Гомогенная масса. По сравнению с питерской — до свирепости напористая. Пуская в ход локти, масса эта перла целеустремленно и молча, когда же говорила, то ухо так и резало московское их аканье — нарочитое, как «на театре». Когда я появился там, где мне было нужно, солнцепек вошел в такую силу, что под ногами стало проминаться. Группа ценителей осматривала золотистый «роллс-ройс» с британским флажком. Плавящимся асфальтовым берегом огромной Манежной площади, по ту сторону которой зеленел сад на фоне зубчатых стен Кремля, спустился мимо отеля, мимо «Интуриста» и какой-то ротонды с колоннами к чугунной решетке, за которой было здание Московского Государственного университета имени М.В.Ломоносова. Пора сказать, что архитектурно я не равнодушен. Не говоря про привычный внешний мир мой, созданный итальянцами и французами, «застывшая музыка» окружала в детстве и дома. Дед, которому происхождение и тюрьма закрыли путь к образованию, каким-то образом исхитрился все же получить диплом. Под конец своей жизни (и в начале моей) дед служил в архитектурно-проектном бюро на улице Росси, страстно предаваясь делу реставрации минувшего.
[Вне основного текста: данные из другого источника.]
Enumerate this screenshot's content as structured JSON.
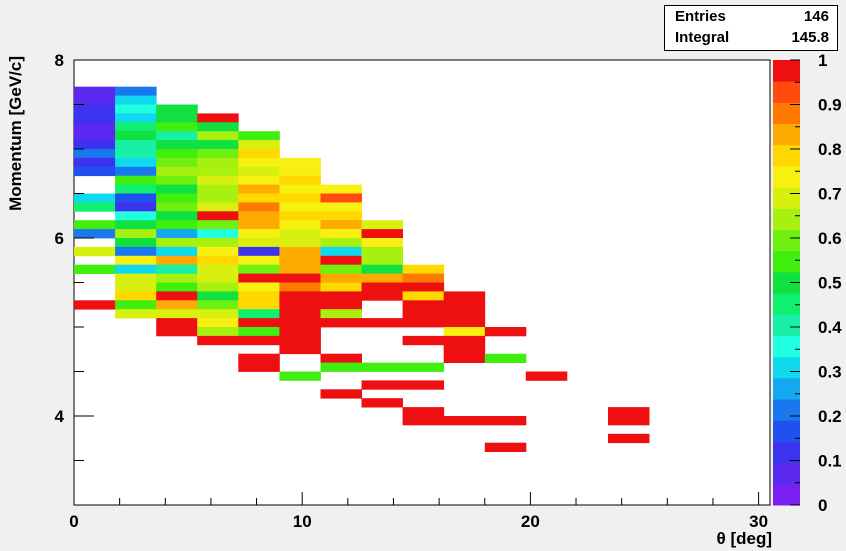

Немало времени провел я рядом с ним за чертежной доской, наблюдая, как возникают на ватмане петербургские фасады. Поэтому, примерно представляя, что ожидает меня в столице СССР, я заранее готовил себя к хладнокровной непредвзятости. Но здание произвело впечатление, скорей, благоприятное.
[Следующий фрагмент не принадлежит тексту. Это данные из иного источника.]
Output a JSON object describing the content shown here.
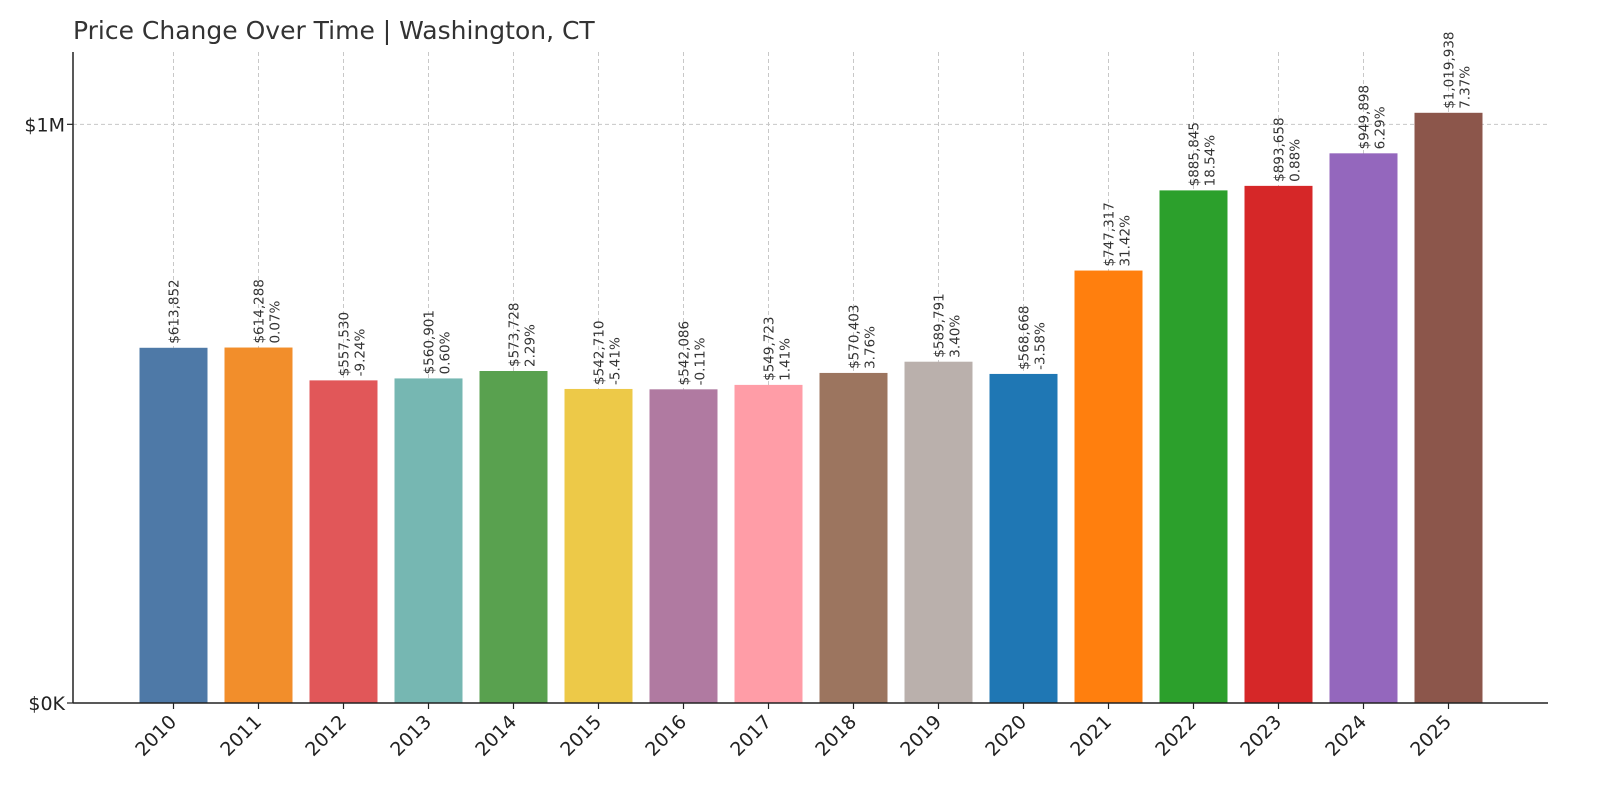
{
  "chart_data": {
    "type": "bar",
    "title": "Price Change Over Time | Washington, CT",
    "xlabel": "",
    "ylabel": "",
    "ylim": [
      0,
      1125000
    ],
    "y_ticks": [
      {
        "value": 0,
        "label": "$0K"
      },
      {
        "value": 1000000,
        "label": "$1M"
      }
    ],
    "grid": true,
    "categories": [
      "2010",
      "2011",
      "2012",
      "2013",
      "2014",
      "2015",
      "2016",
      "2017",
      "2018",
      "2019",
      "2020",
      "2021",
      "2022",
      "2023",
      "2024",
      "2025"
    ],
    "values": [
      613852,
      614288,
      557530,
      560901,
      573728,
      542710,
      542086,
      549723,
      570403,
      589791,
      568668,
      747317,
      885845,
      893658,
      949898,
      1019938
    ],
    "value_labels": [
      "$613,852",
      "$614,288",
      "$557,530",
      "$560,901",
      "$573,728",
      "$542,710",
      "$542,086",
      "$549,723",
      "$570,403",
      "$589,791",
      "$568,668",
      "$747,317",
      "$885,845",
      "$893,658",
      "$949,898",
      "$1,019,938"
    ],
    "change_labels": [
      "",
      "0.07%",
      "-9.24%",
      "0.60%",
      "2.29%",
      "-5.41%",
      "-0.11%",
      "1.41%",
      "3.76%",
      "3.40%",
      "-3.58%",
      "31.42%",
      "18.54%",
      "0.88%",
      "6.29%",
      "7.37%"
    ],
    "colors": [
      "#4e79a7",
      "#f28e2b",
      "#e15759",
      "#76b7b2",
      "#59a14f",
      "#edc948",
      "#b07aa1",
      "#ff9da7",
      "#9c755f",
      "#bab0ac",
      "#1f77b4",
      "#ff7f0e",
      "#2ca02c",
      "#d62728",
      "#9467bd",
      "#8c564b"
    ]
  }
}
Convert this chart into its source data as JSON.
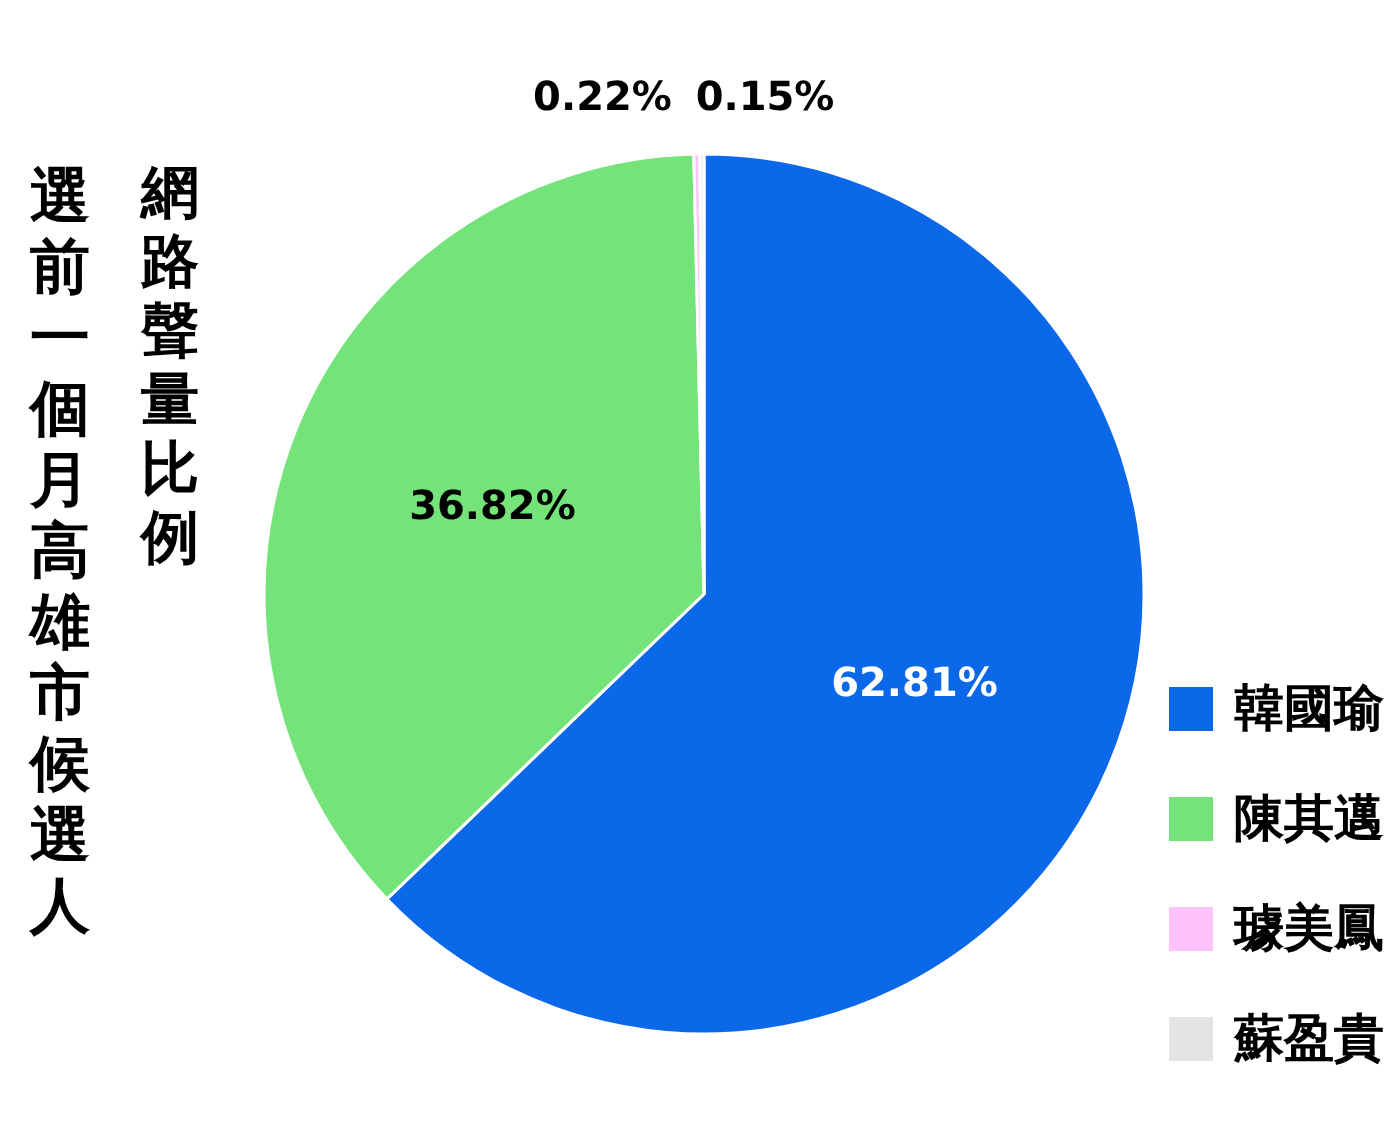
{
  "chart_data": {
    "type": "pie",
    "title": "選前一個月高雄市候選人",
    "subtitle": "網路聲量比例",
    "categories": [
      "韓國瑜",
      "陳其邁",
      "璩美鳳",
      "蘇盈貴"
    ],
    "values": [
      62.81,
      36.82,
      0.22,
      0.15
    ],
    "colors": [
      "#0b68e8",
      "#73e37a",
      "#ffc2fb",
      "#e4e4e4"
    ],
    "value_labels": [
      "62.81%",
      "36.82%",
      "0.22%",
      "0.15%"
    ],
    "legend": "bottom right"
  }
}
По-московски приземистый и тяжеловесный, трехэтажный дом с портиком, как о том извещала мемориальная доска, был построен нашим Казаковым в конце XVIII века, сгорел во время пожара 1812 года и восстановлен архитектором Жилярди. Согласно канонам классицизма, в виде буквы «П». Внутри волнующей этой буквы — за решеткой и деревьями — щебетали абитуриентки. Глаза мои стали разбегаться. Но в предстоящем джазе были не только девушки. Вот стоит еврейский мальчик, насупленный и собранный. Вот, по контрасту, альбинос — восторженно моргает на памятник эмигранту Герцену. На одной из скамеек, обращенных спинками к решетке с кованой символикой на темы света, разума и просвещения, сидела пара вроде нас с Вольфом, медальный красавец постарше, вид снисходительно-менторский, делился чем-то с младшим, завернувшим рукава своей жаркой синтетической рубашки и восхищенно приоткрывшим рот; долетело: «Да все берут…» Речь вряд ли там идет про взятки. Описав круг акустической рекогносцировки по двору, который, как услышал, назывался Психодром, я вернулся к воротам, обнаружив, что там, в левом крыле, и помещаются гуманитарии. В толпе девчонок, которые мялись у дверей, раздался вопрос:
— А где тут журики? На черное стекло с золотой надписью «Филологический факультет» смотрела девушка с оранжевыми губами редкой формы: два раскрытых лепестка.
Но, игнорируя эту красоту, я решительно открыл тугую дверь. Согласно бабушке, любимой песней папы было:
— Мне отмщение, и Аз воздам, — удивил я филологиню. Слишком большой наплыв был (и многие уже рыдали), чтобы задаться вопросом, а чего, собственно, ищет в Московском университете ленинградец, имеющий свой собственный по месту прописки — имени Жданова? (Не знаю, кстати, что бы я ответил. Вольф бы, тот сказал: «Считаю невозможным изучать русскую литературу в заведении имени гонителя Анны Андреевны и Михаила Михайловича». Потому Вольф и таскает ящики в подвалах Елисейского…)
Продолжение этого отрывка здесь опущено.